Ci sono momenti in cui tacere non è possibile, tanto più quando tutti — davvero tutti — si sentono in dovere di dire la loro. Una volta certi cialtroni avrebbero espresso le proprie opinioni solo dopo aver scolato un litro di vino in osteria. Oggi pontificano sui social, dispensano giudizi e verità assolute. Qualcuno la chiama democrazia. Ma no, questa non è democrazia. È una versione degenerata della libertà di parola, è un veleno che, goccia dopo goccia, avvelena il dibattito e mina la democrazia stessa.
Non a caso, nella generale indifferenza, si riscrive la storia. I fatti, i valori, la memoria collettiva vengono manipolati, distorti, banalizzati, occultati. E chi dovrebbe insorgere? Chi ha gli strumenti culturali per dire “no, non è così”? Gli insegnanti, gli intellettuali, i formatori di coscienze. Eppure, stanno in buona parte zitti. Non perché qualcuno gli tappi la bocca. Non c’è nessun nuovo squadrismo armato a intimidire queste voci. Il problema è che il loro ruolo è stato svuotato, marginalizzato, reso superfluo.
In Italia si sta silenziosamente smantellando il ceto intellettuale. Una parola scomoda, “intellettuale”, vero cari cialtroni? Fa storcere il naso, evoca presunzione, élite. Eppure, sono proprio gli intellettuali ad aver fatto avanzare il pensiero, la società, la scienza. Senza di loro, saremmo ancora a tirarci sassi con la fionda.

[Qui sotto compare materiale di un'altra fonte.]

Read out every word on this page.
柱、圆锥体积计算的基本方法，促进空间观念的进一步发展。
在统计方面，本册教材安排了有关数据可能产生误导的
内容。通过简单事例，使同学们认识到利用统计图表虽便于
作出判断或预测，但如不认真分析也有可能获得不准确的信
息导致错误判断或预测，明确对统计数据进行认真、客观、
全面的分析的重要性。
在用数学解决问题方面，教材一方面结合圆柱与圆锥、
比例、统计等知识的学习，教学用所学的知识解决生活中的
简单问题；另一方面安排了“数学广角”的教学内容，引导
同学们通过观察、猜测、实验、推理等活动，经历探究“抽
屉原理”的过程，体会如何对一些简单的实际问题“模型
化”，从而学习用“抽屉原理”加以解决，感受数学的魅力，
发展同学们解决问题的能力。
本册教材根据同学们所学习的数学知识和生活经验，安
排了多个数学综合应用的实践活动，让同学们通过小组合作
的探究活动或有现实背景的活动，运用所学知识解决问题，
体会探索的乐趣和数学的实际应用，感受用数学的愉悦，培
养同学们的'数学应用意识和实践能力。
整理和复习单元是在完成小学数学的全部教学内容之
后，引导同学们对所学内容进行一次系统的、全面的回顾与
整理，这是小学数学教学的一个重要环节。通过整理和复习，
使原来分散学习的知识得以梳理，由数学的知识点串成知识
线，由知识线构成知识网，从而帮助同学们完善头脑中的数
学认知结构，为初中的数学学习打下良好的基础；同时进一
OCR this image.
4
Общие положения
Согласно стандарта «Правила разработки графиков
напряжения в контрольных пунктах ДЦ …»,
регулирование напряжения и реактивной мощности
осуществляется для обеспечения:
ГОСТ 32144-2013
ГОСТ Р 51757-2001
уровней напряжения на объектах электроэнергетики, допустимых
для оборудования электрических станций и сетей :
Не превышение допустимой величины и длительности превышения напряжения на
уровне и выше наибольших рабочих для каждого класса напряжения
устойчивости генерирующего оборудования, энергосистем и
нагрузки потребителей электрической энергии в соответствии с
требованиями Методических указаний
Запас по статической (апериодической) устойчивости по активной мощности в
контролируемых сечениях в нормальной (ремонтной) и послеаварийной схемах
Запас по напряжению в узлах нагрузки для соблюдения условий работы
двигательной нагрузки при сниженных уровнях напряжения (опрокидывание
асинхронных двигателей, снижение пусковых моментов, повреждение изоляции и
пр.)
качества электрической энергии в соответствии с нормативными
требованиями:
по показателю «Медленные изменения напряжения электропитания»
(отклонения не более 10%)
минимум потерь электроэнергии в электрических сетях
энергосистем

Ma oggi chi prova a educare, a spiegare, a formare, si ritrova solo. Colpito, screditato, umiliato. Non da un regime autoritario, ma da un nuovo tipo di squadrismo, più subdolo e diffuso: quello dei genitori che difendono figli bulli, vagabondi, teppisti, e insultano gli insegnanti invece di correggere i propri ragazzi. È lo squadrismo di chi picchia i medici al pronto soccorso, i controllori nei treni e i poliziotti che fanno il loro dovere. È il semi-squadrismo verbale dei leccapiedi che insorgono ogni volta che qualcuno osa criticare un’amministrazione o una figura di potere locale.
La cifra del nostro tempo è questa: il silenzio assordante della maggioranza e il frastuono ostile di una minoranza rumorosa, amplificata dai social, dalle urla, dai titoli strillati. Una minoranza che detta l’agenda, impone il tono, controlla il discorso.
E chi non si riconosce in questo sistema, chi vorrebbe opporsi? Si divide. Incapace di unirsi, di costruire alternative forti. Incapace di imparare — ancora — dalla storia. Quella vera.